Chiswick House revisited (London)

I was travelling to Twickenham for lunch at The White Swan, a lovely pub right on the bank of the River Thames, somewhere that makes you feel like you’re in the middle of the countryside despite being moments from the A4.

The White Swan is along the lines of the triangle between Ham House, Strawberry Hill and Marble Hill House and that sounds like a perfect day’s itinerary in itself.


Start at Ham, hop over the river on the little ferry, take in a tour at Marble Hill, gobble up a scrumptious lunch at The White Swan and then cycle around to Strawberry Hill (pottering back over the footbridge if you’ve left the car at Ham).

I digress.

I didn’t visit any of those houses on this particular day.

Chiswick House

I took the train from London to Chiswick and visited Chiswick House before cycling to The White Swan for lunch and then back to Central London.

I do like Lord Burlington’s pad, all the more so because the Victorian wings were removed during its 20th century restoration (they were beyond repair and those were the day when many historical societies believed in taking a house back to its original glory rather, as is more so the case nowadays, preserving it in the state when it was last inhabited).  Personally, with 18th century gems, I prefer the earlier approach (see my comments about Llanerchaeron in Wales, a John Nash design).

The Victorian Wings that are no more

Visiting the Palladian cube of Chiswick House highlights how tricky the internal stairs are in these farmhouse designs (originally from the Vento in Italy) and how in Blightly a main external staircase (even if one would have always entered via the first floor and wouldn’t have gone downstairs?) isn’t very practical.

The particular reason I like Chiswick House and why I admire Lord Burlington is that every time “fashions change”, there has to be a group of people who popularise the new fashion and who dare move out of the comfort zone of the old.

For every time that someone tells me that we don’t live in the 18th century any more and questions why I am so interested in classical design, I remind them that the Georgians looked to Roman designs and decided to reinvent their designs regardless of what the Tudors or Stewarts had preferred.  Similarly, the Victorians returned to the Medieval Gothic (thanks Pugin!).   Why can’t I just embrace the design I like?  Lord Burlington wanted himself a Palladian farmhouse and that is what he built.

Shoot me down, but I won’t succumb to your white box, cookie cutter, mass-produced, housing estate version of poor architecture.  We Georgians are made of titanium.

When I asked why this bust was sunk into the wall the response I got was that it was so the noses of the busts in the circular and domed entrance hall all lined up.  Well, that’s one way of doing it…

The Sculpture Gallery, housing one of the Sphinxes that used to sit in the grounds

The day wasn’t really fit for garden pictures, but here is an historic etching.

When visited: August 2013


Theme tune

4 thoughts on “Chiswick House revisited (London)
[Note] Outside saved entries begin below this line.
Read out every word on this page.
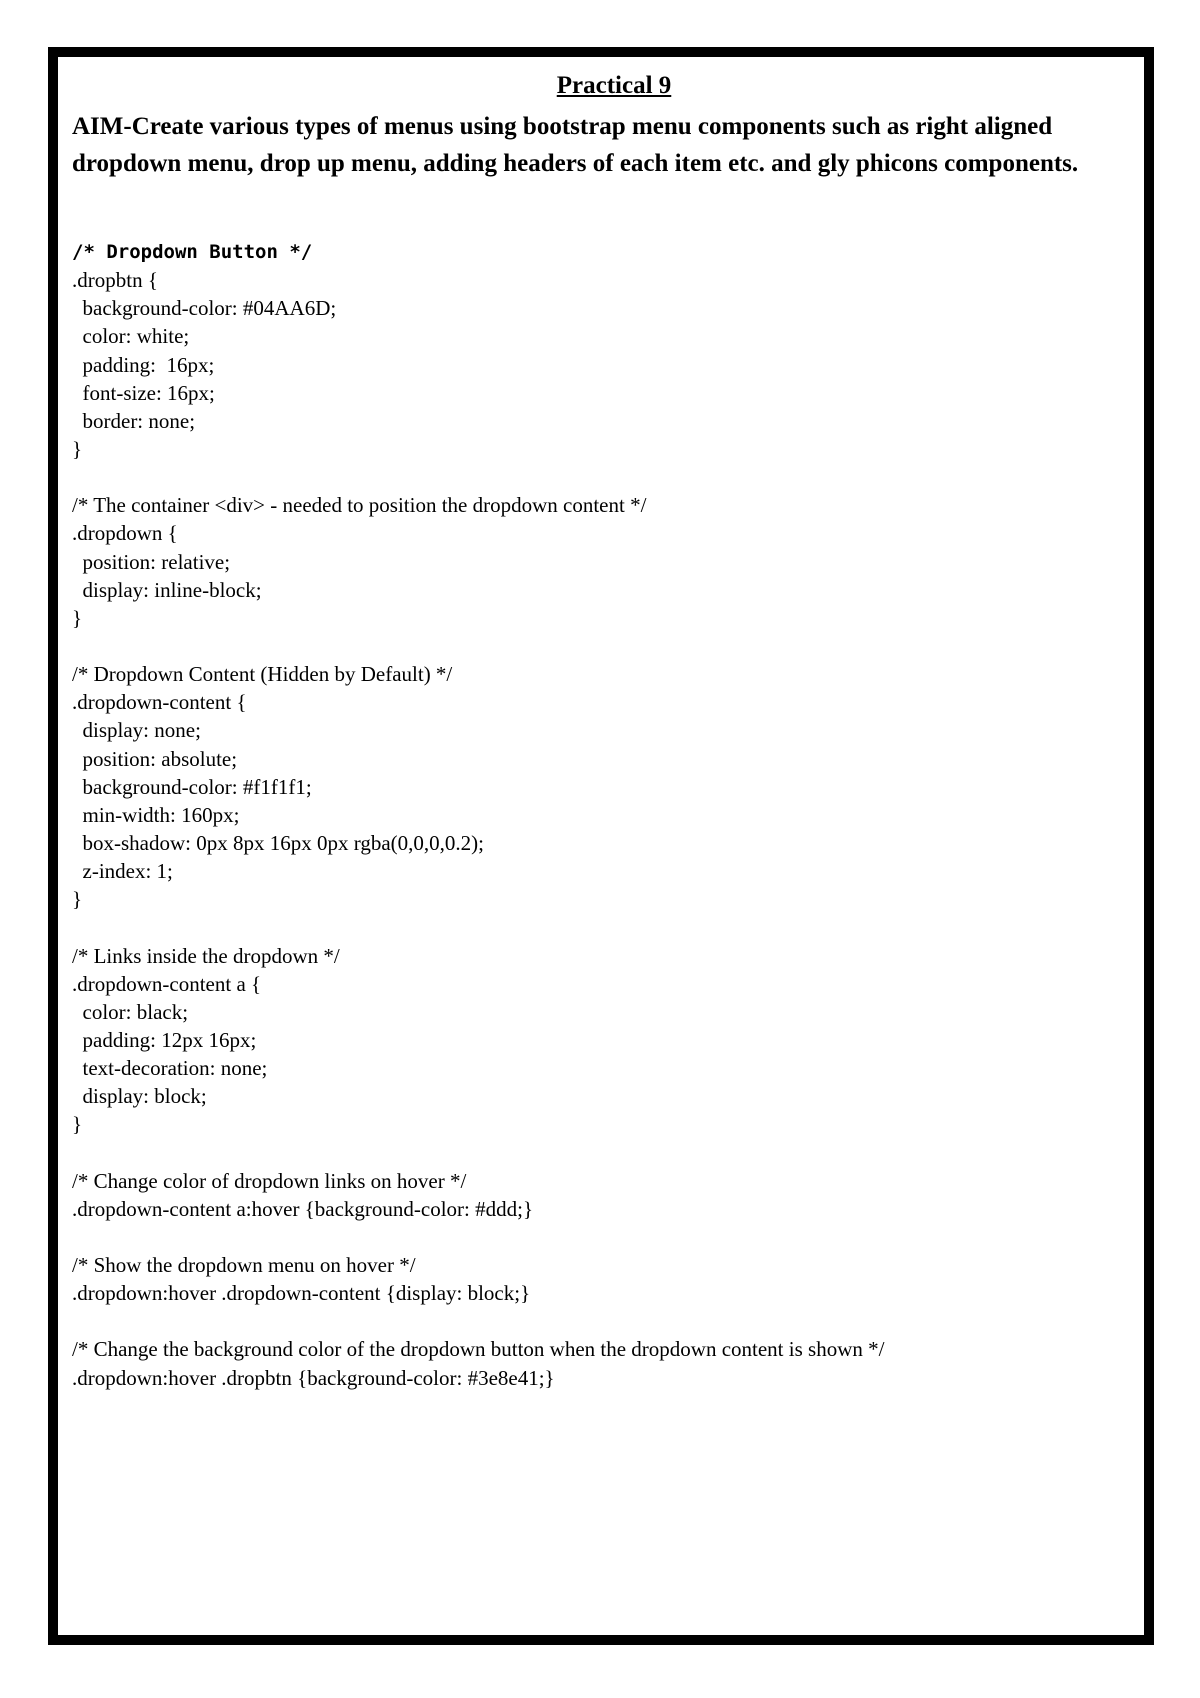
Practical 9
AIM-Create various types of menus using bootstrap menu components such as right aligned dropdown menu, drop up menu, adding headers of each item etc. and gly phicons components.
/* Dropdown Button */
.dropbtn {
background-color: #04AA6D;
color: white;
padding:  16px;
font-size: 16px;
border: none;
}
/* The container <div> - needed to position the dropdown content */
.dropdown {
position: relative;
display: inline-block;
}
/* Dropdown Content (Hidden by Default) */
.dropdown-content {
display: none;
position: absolute;
background-color: #f1f1f1;
min-width: 160px;
box-shadow: 0px 8px 16px 0px rgba(0,0,0,0.2);
z-index: 1;
}
/* Links inside the dropdown */
.dropdown-content a {
color: black;
padding: 12px 16px;
text-decoration: none;
display: block;
}
/* Change color of dropdown links on hover */
.dropdown-content a:hover {background-color: #ddd;}
/* Show the dropdown menu on hover */
.dropdown:hover .dropdown-content {display: block;}
/* Change the background color of the dropdown button when the dropdown content is shown */
.dropdown:hover .dropbtn {background-color: #3e8e41;}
  1. Clearly historical societies have a conflict. As you say they used to believe in taking a house back to its original glory whereas now they are preserving it in the state when it was last inhabited. The problem with taking a house back to its original is twofold: a] the evidence has to be rock solid before the bulldozers start taking bits of building down and b] there would be very little left since every single generation has wanted to make its own changes and expansions.